Reputation: 484
I have a pandas data frame of strings as given below.
import pandas as pd
import numpy as np
df = pd.DataFrame(np.random.randint(97,123,size=(3, 4), dtype=np.uint8).view('S1'), columns=list('ABCD'))
df
Out:
A B C D
0 q g v f
1 l m u u
2 r r j w
I also have a list of column names.
col_list = [['A'], ['A', 'B'], ['A', 'B', 'C']]
I want to slice df
and apply an operation as follows:
df[col_list[1]].values.sum(axis=1)
Out:
array(['qg', 'lm', 'rr'], dtype=object)
Similarly, I need to do this operation for all items in col_list
. I can do this in a for loop, but that will be slow with a large list. Is there any way to vectorize this, so that I can pass col_list
as a numpy array and the result is a numpy 2D array of shape (len(col_list), len(df.index))
.
Point is, it needs to be fast for a large list.
Upvotes: 2
Views: 291
Reputation: 29742
Using numpy
with r_
, cumsum
, and hsplit
:
import numpy as np
arr_list = np.hsplit(df.loc[:, np.r_[[i for l in col_list for i in l]]].values,
np.cumsum(list(map(len, col_list))))
res1 = list(map(lambda x:np.sum(x, 1), arr_list))[:-1]

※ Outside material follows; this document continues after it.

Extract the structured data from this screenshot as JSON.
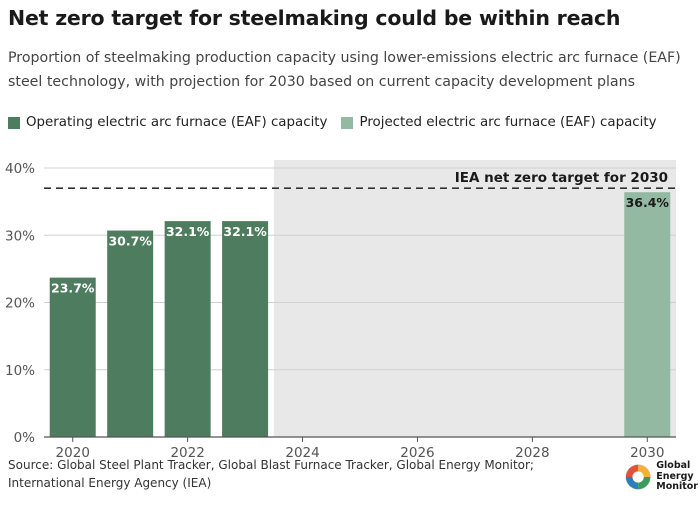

is about 60x faster than normal loop, in case col_list
has 3000 lists:
col_list = [['A'], ['A', 'B'], ['A', 'B', 'C']] * 1000
numpy
:
%%timeit
arr_list = np.hsplit(df.loc[:, np.r_[[i for l in col_list for i in l]]].values,
np.cumsum(list(map(len, col_list))))
res1 = list(map(lambda x:np.sum(x, 1), arr_list))[:-1]
# 24.3 ms ± 3.36 ms per loop (mean ± std. dev. of 7 runs, 10 loops each)
for
loop:
%%timeit
for l in col_list:
df[l].values.sum(axis=1)
# 1.53 s ± 62.7 ms per loop (mean ± std. dev. of 7 runs, 1 loop each)
Validation:
all(all(i == j) for i,j in zip(res1, res2))
# True
Upvotes: 2